Schwerer Sturz in der Biathlon-Vorbereitung
Vor dieser Saison ließ sich das riesige Biathlon-Talent oft auch mental von solchen Rückschlagen negativ beeinflussen – und es machte sich Unsicherheit breit, ob er dies je in den Griff bekommt.
Dass es ausgerechnet in dieser Olympia-Saison klappen sollte, galt im Sommer als fast unmöglich, denn Jacquelins Vorbereitung verlief denkbar ungünstig. Beim Radtraining in Norwegen krachte er in eine Betonmauer und zog sich dabei mehrere Brüche des Handgelenks zu.
„Ich war mit dem Rad auf einer dieser langen Straßen unterwegs, wie man sie in Norwegen häufig findet. Zu meiner rechten war eine Mauer. Ich habe mich auf mein Laufrad konzentriert und die Barriere nicht bemerkt. Dann bin ich hineingekracht. Mir war sofort klar, dass es meinen Arm arg erwischt hatte – mein Handgelenk war nicht dort, wo es sein sollte“, sagte Jacquelin der IBU.
Radfahren war danach erst einmal einige Zeit unmöglich und selbst beim Lauftraining musste er den Arm in eine spezielle Stellung bringen, damit es zumindest 30 Minuten lang zu ertragen war. Auch gut einen Monat später konnte er immer noch kein Schießtraining machen.
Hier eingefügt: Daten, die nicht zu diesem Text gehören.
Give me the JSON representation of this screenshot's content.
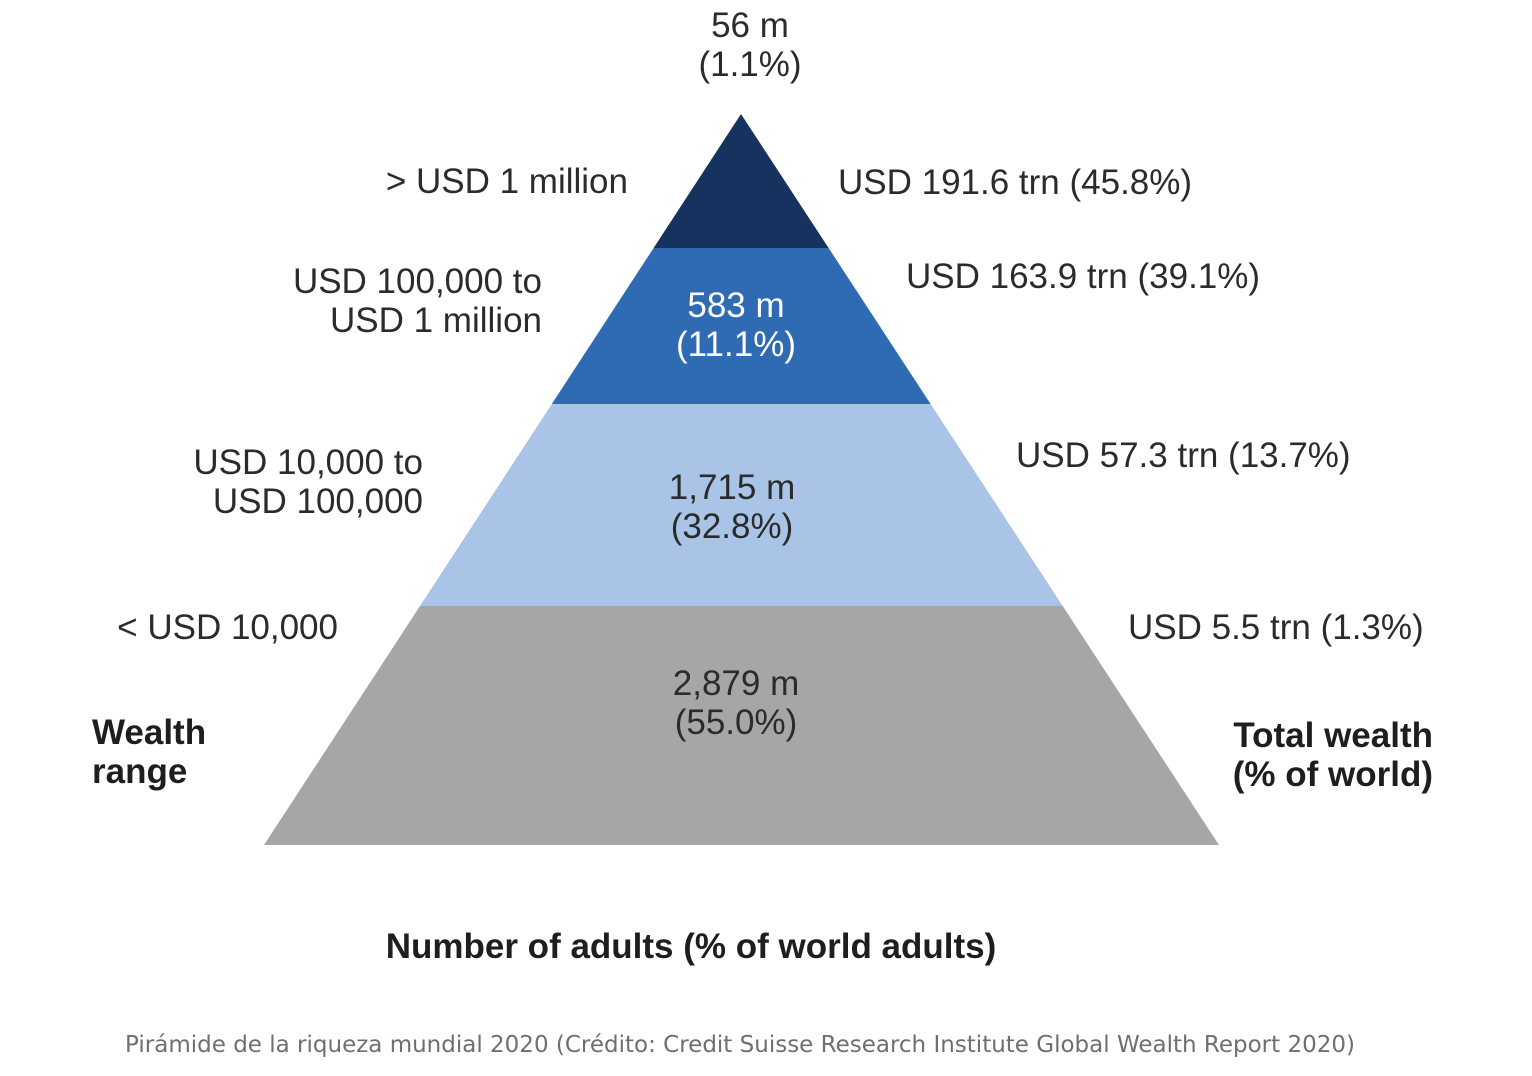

Jacquelin grübelt weniger über Schießen
Doch Jacquelin sagte bereits damals: „In der langen Vorbereitung stellen wir so viele Fragen zum Schießen. Man muss so vieles bedenken. Wenn man einige Zeit kein Gewehr in der Hand hatte, kehrt man zu den Basics zurück - man will einfach nur die schwarzen Scheiben auf Weiß stellen.“
Gerade ihm half es offensichtlich, dass er in der Vorbereitung nicht zu viel über sein Schießen grübeln und sich stattdessen voll auf sein Laufen fokussieren konnte. Immerhin traf er bereits in der vergangenen Saison 87 Prozent der Scheiben - trotz seiner Aussetzer.
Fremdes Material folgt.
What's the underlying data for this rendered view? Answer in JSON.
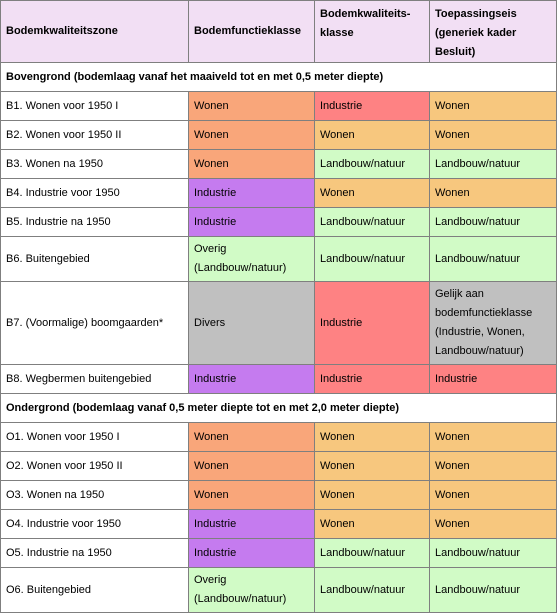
{
  "headers": {
    "zone": "Bodemkwaliteitszone",
    "functieklasse": "Bodemfunctieklasse",
    "kwaliteitsklasse": "Bodemkwaliteits-klasse",
    "toepassingseis": "Toepassingseis (generiek kader Besluit)"
  },
  "sections": [
    {
      "title": "Bovengrond (bodemlaag vanaf het maaiveld tot en met 0,5 meter diepte)",
      "rows": [
        {
          "zone": "B1. Wonen voor 1950 I",
          "functieklasse": "Wonen",
          "kwaliteitsklasse": "Industrie",
          "toepassingseis": "Wonen"
        },
        {
          "zone": "B2. Wonen voor 1950 II",
          "functieklasse": "Wonen",
          "kwaliteitsklasse": "Wonen",
          "toepassingseis": "Wonen"
        },
        {
          "zone": "B3. Wonen na 1950",
          "functieklasse": "Wonen",
          "kwaliteitsklasse": "Landbouw/natuur",
          "toepassingseis": "Landbouw/natuur"
        },
        {
          "zone": "B4. Industrie voor 1950",
          "functieklasse": "Industrie",
          "kwaliteitsklasse": "Wonen",
          "toepassingseis": "Wonen"
        },
        {
          "zone": "B5. Industrie na 1950",
          "functieklasse": "Industrie",
          "kwaliteitsklasse": "Landbouw/natuur",
          "toepassingseis": "Landbouw/natuur"
        },
        {
          "zone": "B6. Buitengebied",
          "functieklasse": "Overig (Landbouw/natuur)",
          "kwaliteitsklasse": "Landbouw/natuur",
          "toepassingseis": "Landbouw/natuur"
        },
        {
          "zone": "B7. (Voormalige) boomgaarden*",
          "functieklasse": "Divers",
          "kwaliteitsklasse": "Industrie",
          "toepassingseis": "Gelijk aan bodemfunctieklasse (Industrie, Wonen, Landbouw/natuur)"
        },
        {
          "zone": "B8. Wegbermen buitengebied",
          "functieklasse": "Industrie",
          "kwaliteitsklasse": "Industrie",
          "toepassingseis": "Industrie"
        }
      ]
    },
    {
      "title": "Ondergrond (bodemlaag vanaf 0,5 meter diepte tot en met 2,0 meter diepte)",
      "rows": [
        {
          "zone": "O1. Wonen voor 1950 I",
          "functieklasse": "Wonen",
          "kwaliteitsklasse": "Wonen",
          "toepassingseis": "Wonen"
        },
        {
          "zone": "O2. Wonen voor 1950 II",
          "functieklasse": "Wonen",
          "kwaliteitsklasse": "Wonen",
          "toepassingseis": "Wonen"
        },
        {
          "zone": "O3. Wonen na 1950",
          "functieklasse": "Wonen",
          "kwaliteitsklasse": "Wonen",
          "toepassingseis": "Wonen"
        },
        {
          "zone": "O4. Industrie voor 1950",
          "functieklasse": "Industrie",
          "kwaliteitsklasse": "Wonen",
          "toepassingseis": "Wonen"
        },
        {
          "zone": "O5. Industrie na 1950",
          "functieklasse": "Industrie",
          "kwaliteitsklasse": "Landbouw/natuur",
          "toepassingseis": "Landbouw/natuur"
        },
        {
          "zone": "O6. Buitengebied",
          "functieklasse": "Overig (Landbouw/natuur)",
          "kwaliteitsklasse": "Landbouw/natuur",
          "toepassingseis": "Landbouw/natuur"
        }
      ]
    }
  ],
  "colors": {
    "header": "#f2dff4",
    "wonen_functie": "#f9a67a",
    "wonen_kwaliteit": "#f7c77e",
    "industrie_functie": "#c57bef",
    "industrie_kwaliteit": "#fe8283",
    "landbouw": "#d1fbc6",
    "divers": "#c0c0c0"
  }
}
In dieser Saison glänzt er vor allem im liegenden Anschlag mit einer Trefferquote von 92 Prozent. Im Stehendschießen präsentiert er sich dagegen noch wechselhaft. Die Quote von 75 Prozent zeigt, dass er dort immer wieder ein Top-Resultat verballert.
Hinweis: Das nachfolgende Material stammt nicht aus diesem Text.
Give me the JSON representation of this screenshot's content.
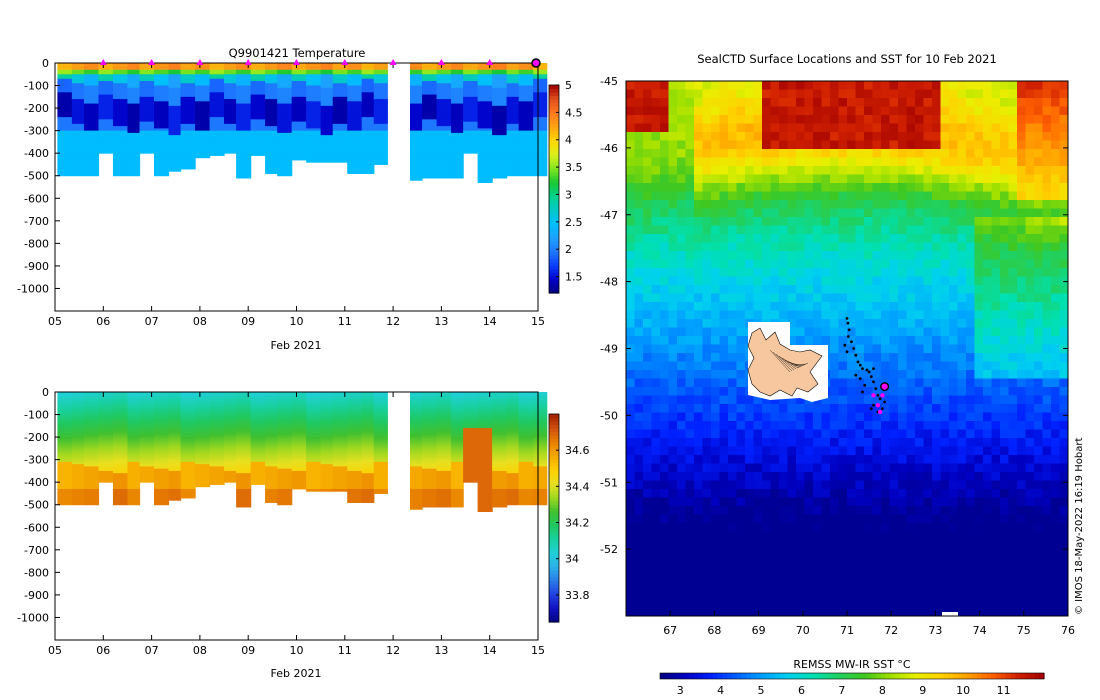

Dafür hat er im Laufen noch eine Schippe draufgelegt und ist in dieser Saison im Schnitt bisher der zweitschnellste Läufer hinter dem Schweden Sebastian Samuelsson - und seine Formkurve zeigte zuletzt sogar noch weiter nach oben.
Jacquelin hat Gelbes Trikot - folgt Olympia-Sieg?
Jacquelin führt deshalb inzwischen sogar die Gesamtwertung an. Berücksichtigt man seine schwierige Vorbereitung und die aktuellen Probleme beim Stehendschießen, wird schnell deutlich, was für ein Potenzial der Franzose hat.
Bereits vor der Saison hatte er angekündigt, nicht nur wieder bei seinem Heimrennen in Le Grand Bornand und dem Großereignis glänzen zu wollen: „In diesem Jahr möchte ich bei den anderen Wettkämpfen besser abschneiden und Olympiasieger werden.“
Aktuell deutet vieles darauf hin, dass es mit den Zielen für diese Saison klappen könnte - dann darf er sich auch weiter den einen oder anderen Bad-Boy-Moment erlauben.